Let each specific element $i$ is associated with a positive constant $p_i$. Then, say for $N=2$, I want the probability of sampling the combination $\{i,j\}$ to be equal to $\frac{p_i+p_j}{Z}$, where $Z$ is the normalization constant, i.e. $Z=\sum_{k,l}p_k+p_l\;\;\forall k,l$.

Any hints, pointers for an efficient and unbiased sampling algorithm are much appreciated.

2

There are 2 best solutions below

3
On BEST ANSWER

In general, you want to pick $M$ distinct elements where the probability of result $A$ (a subset of $\{1,\ldots,N\}$ is $p(A) = \sum_{i \in A} p_i/Z$, $Z = \sum_A \sum_{i \in A} p_i = {N-1 \choose M-1} \sum_i p_i$. Let $S(A) = \sum_{i \in A} p_i$ and $S = \sum_{i=1}^N p_i$. Let ${\cal P}_k(B)$ denote the collection of all $k$-element subsets of $B$.
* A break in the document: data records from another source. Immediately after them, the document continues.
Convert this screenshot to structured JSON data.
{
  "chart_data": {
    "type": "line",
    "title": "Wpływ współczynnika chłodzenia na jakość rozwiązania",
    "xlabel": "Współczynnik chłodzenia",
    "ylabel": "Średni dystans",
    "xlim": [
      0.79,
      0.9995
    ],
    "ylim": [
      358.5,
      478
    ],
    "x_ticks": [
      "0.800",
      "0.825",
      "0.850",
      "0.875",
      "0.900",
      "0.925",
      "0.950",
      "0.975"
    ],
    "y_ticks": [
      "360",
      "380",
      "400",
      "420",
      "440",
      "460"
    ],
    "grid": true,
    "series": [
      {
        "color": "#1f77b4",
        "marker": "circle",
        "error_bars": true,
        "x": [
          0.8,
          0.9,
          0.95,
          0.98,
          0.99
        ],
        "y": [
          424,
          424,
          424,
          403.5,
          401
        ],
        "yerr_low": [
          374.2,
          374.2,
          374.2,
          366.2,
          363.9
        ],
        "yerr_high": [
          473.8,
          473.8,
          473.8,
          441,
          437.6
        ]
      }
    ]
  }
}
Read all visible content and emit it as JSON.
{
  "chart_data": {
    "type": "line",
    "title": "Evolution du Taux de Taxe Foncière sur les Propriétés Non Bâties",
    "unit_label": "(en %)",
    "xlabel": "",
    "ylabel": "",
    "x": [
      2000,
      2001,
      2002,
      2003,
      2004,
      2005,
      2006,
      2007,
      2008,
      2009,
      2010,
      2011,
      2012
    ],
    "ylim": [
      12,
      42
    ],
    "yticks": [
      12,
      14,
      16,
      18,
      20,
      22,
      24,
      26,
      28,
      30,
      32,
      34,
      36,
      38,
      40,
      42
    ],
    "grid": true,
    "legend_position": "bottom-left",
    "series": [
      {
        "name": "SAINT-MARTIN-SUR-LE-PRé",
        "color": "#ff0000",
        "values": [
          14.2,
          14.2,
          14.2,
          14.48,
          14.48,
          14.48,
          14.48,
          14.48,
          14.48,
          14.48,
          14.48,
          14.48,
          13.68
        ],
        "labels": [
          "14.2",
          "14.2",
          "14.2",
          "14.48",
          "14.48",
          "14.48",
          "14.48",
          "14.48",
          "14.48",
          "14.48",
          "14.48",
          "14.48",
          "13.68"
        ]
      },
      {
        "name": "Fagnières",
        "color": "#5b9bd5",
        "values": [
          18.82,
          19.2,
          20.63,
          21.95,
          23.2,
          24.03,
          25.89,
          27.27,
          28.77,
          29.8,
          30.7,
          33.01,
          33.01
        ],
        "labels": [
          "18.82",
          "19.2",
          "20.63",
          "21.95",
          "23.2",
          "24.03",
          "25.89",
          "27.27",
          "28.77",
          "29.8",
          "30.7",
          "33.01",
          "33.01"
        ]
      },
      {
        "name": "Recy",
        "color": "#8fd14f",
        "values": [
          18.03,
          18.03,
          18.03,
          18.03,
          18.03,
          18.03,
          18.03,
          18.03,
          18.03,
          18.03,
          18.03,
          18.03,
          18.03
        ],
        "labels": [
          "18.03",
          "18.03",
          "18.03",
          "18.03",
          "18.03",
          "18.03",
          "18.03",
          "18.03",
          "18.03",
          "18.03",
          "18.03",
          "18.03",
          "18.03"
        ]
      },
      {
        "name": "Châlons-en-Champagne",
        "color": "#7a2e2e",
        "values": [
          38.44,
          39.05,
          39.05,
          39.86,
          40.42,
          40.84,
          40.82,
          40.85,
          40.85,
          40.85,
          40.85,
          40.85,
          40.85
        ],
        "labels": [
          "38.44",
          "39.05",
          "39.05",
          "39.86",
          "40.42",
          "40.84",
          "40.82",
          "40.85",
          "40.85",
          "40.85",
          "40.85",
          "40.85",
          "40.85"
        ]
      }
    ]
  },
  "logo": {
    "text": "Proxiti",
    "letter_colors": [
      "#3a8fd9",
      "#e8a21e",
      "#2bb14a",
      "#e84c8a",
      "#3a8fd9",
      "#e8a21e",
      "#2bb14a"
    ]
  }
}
The probability of choosing item number $1$ is $$\eqalign{P(1) &= \sum_{A \in {\cal P}_{M-1}(\{2,\ldots,N\})} p(\{1\} \cup A) = \sum_{A \in {\cal P}_{M-1}(\{2,\ldots,N\})} \dfrac{p_1 + S(A)}{Z}\cr &= \dfrac{p_1}{S} + \sum_{A \in {\cal P}_{M-1}(\{2,\ldots,N\})} \sum_{j \in A} \dfrac{p_j}{{{N-1} \choose {M-1}} S} = \dfrac{p_1}{S} + \sum_{j=2}^N \dfrac{{{N-2} \choose {M-2}} p_j}{{{N-1} \choose {M-1}} S}\cr &= \dfrac{p_1}{S} + \dfrac{M-1}{N-1} \dfrac{S - p_1}{S} = \dfrac{N-M}{N-1} \dfrac{p_1}{S} + \dfrac{M-1}{N-1} } $$ You can use a sequential procedure: first decide (using this probability) whether or not to choose item $1$. Depending on whether you choose $1$ or not, you have $M-1$ or $M$ items to be chosen from the remaining $N-1$. The conditional probability of choosing $2$ given this first choice is then $$ \dfrac{\sum_{A \in {\cal P}_{M-2}(\{3,\ldots,N\})} p(\{1,2\} \cup A)}{P(1)} \ \text{or} \ \dfrac{\sum_{A \in {\cal P}_{M-1}(\{3,\ldots,N\})} p(\{2\} \cup A)}{1 - P(1)}$$ which can be obtained by a similar calculation. After deciding whether or not to choose $2$ using this conditional probability, you calculate the probability for $3$, and continue in this way until all $M$ items are chosen.

2
On

The normalization constant $Z=(M-1)\sum p_i$ as each element is involved in $M-1$ pairs. The probability that item $i$ is chosen is then $P(i)=\frac 1Z \sum_{k \neq i}(p_k+p_i)=\frac 1Z ((M-1)p_i+\frac Z{M-1}-p_i)=\frac 1{M-1}+\frac{(M-2)p_i}Z$ but as mjqxxxx pointed out, you can't just choose elements individually with this probability as the pairs will not be chosen with proper probability. I don't see anything better than listing all the pairs, calculate the probability of each, and pick on that basis. True, this is an M^2 process.